Why “VOO and Chill” Isn’t as Simple as It Sounds
With market volatility, endless fund choices, and the lure of “hot stock” bets filling social media, it’s no surprise many investors now default to “VOO and chill”—buying a low-cost S&P 500 ETF (like Vanguard’s VOO), shutting out the noise, and letting time do the work. As I shared with Money for their piece, “VOO and chill—letting time do the work—is iconic for its simplicity and efficiency.” For savers with their basics covered (emergency fund, retirement contributions), this “entirely rational, hands-off” approach is an excellent way to get started or to automate your investing journey.
But as I cautioned in my comments, the real-world risk profile of VOO (and the S&P 500 itself) has changed in recent years. Investors may be lulled by the idea of diversification, but the top 36% of the index is now dominated by just a handful of tech giants—the Magnificent Seven. “Your ‘diversified’ index is far more exposed to the fates of Apple, Microsoft and Nvidia than it appears.” That means even passively managed ETFs like VOO are increasingly concentrated in the outcomes of just a few companies, especially as big bets on artificial intelligence and technology fuel both gains and the risk of abrupt reversals.
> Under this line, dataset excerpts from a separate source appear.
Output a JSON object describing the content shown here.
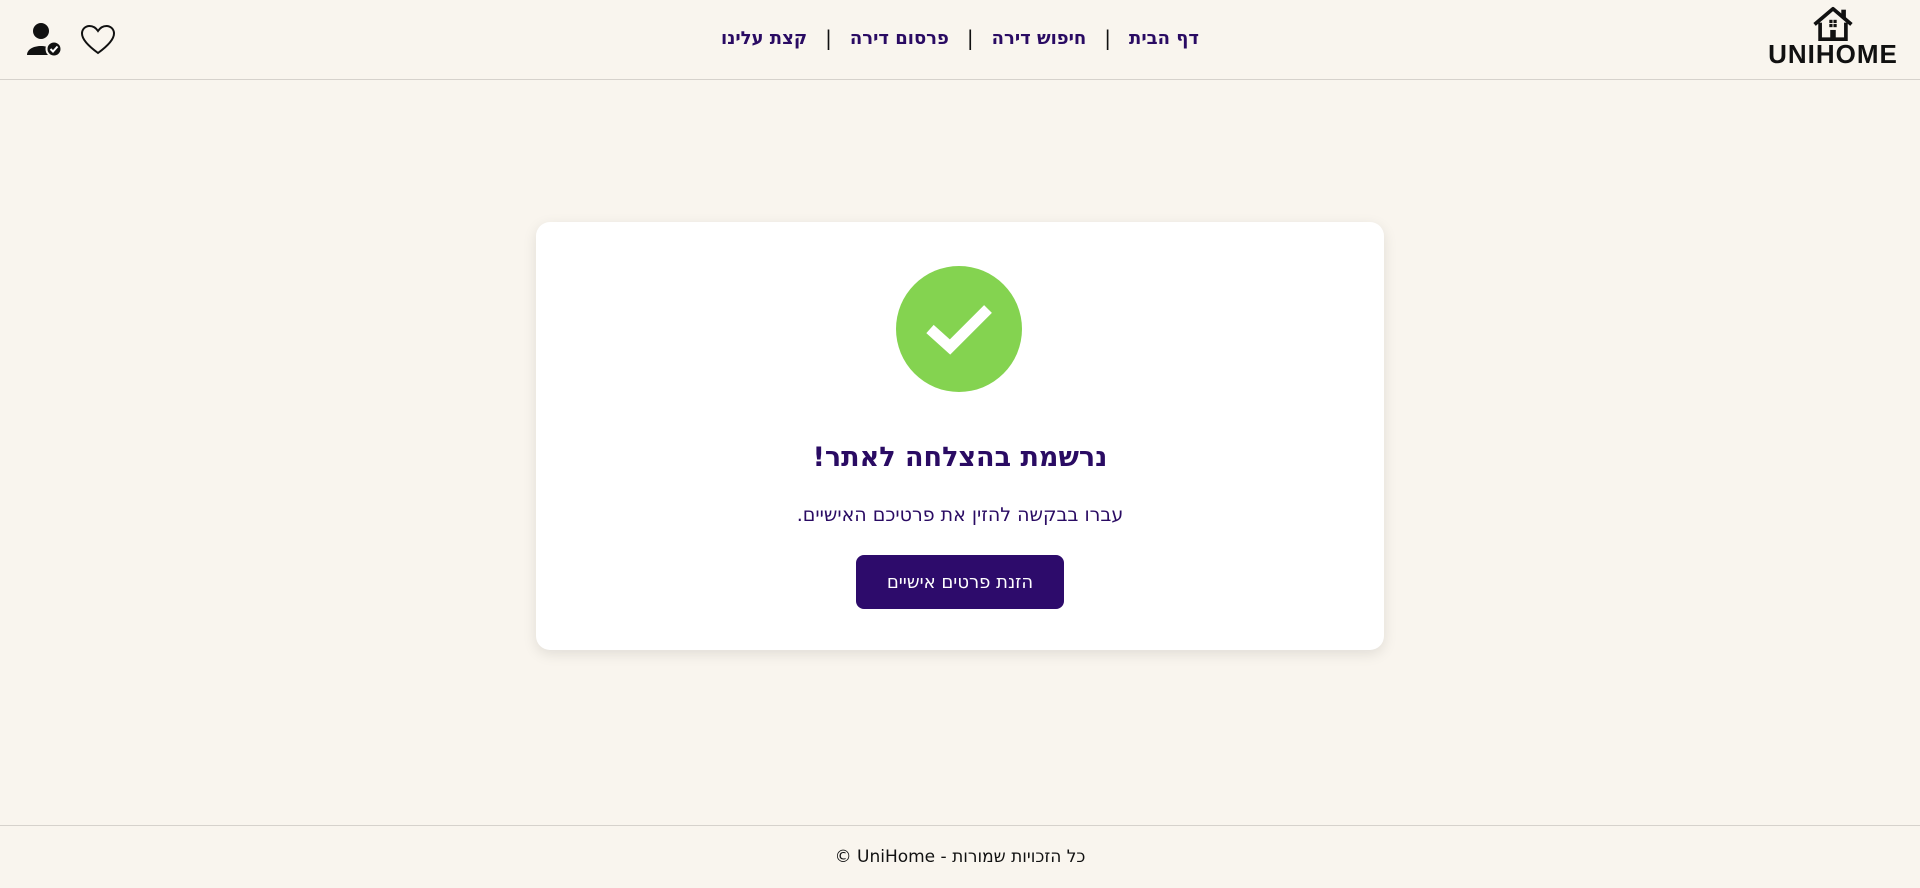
{
  "header": {
    "logo_text": "UNIHOME",
    "icons": [
      "user-check-icon",
      "heart-icon"
    ],
    "nav": [
      {
        "label": "דף הבית"
      },
      {
        "label": "חיפוש דירה"
      },
      {
        "label": "פרסום דירה"
      },
      {
        "label": "קצת עלינו"
      }
    ],
    "separator": "|"
  },
  "card": {
    "icon": "check-icon",
    "title": "נרשמת בהצלחה לאתר!",
    "text": "עברו בבקשה להזין את פרטיכם האישיים.",
    "button_label": "הזנת פרטים אישיים"
  },
  "footer": {
    "text": "© UniHome - כל הזכויות שמורות"
  },
  "colors": {
    "background": "#f9f5ee",
    "primary": "#2d0b6b",
    "success": "#84d350",
    "card": "#ffffff"
  }
}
So what should “VOO and chill” investors actually do? My message is stay disciplined, understand your real exposure, and diversify intentionally. “My question is always: Can you really chill?” I tell clients to be mentally and financially prepared for the reality that “VOO has fallen as much as 30% during steep sell-offs in the past. Staying disciplined is the true key, not simply choosing a set-it-and-forget-it product.” To that end, adding international stocks, small-cap, or sector-spanning ETFs—and even short-term Treasurys—can further balance risk and reduce overconcentration in U.S. mega-cap tech.
Bottom line:
VOO-and-chill is a smart, low-cost investing approach for many—but only if you understand that “chill” doesn’t mean “risk-free.” As I emphasized to Money, successful long-term investing depends on building a portfolio you can actually stick with, even when markets (or the S&P’s tech darlings) hit turbulence. The best plan is the one you can hold—calmly—when the world is decidedly not chill.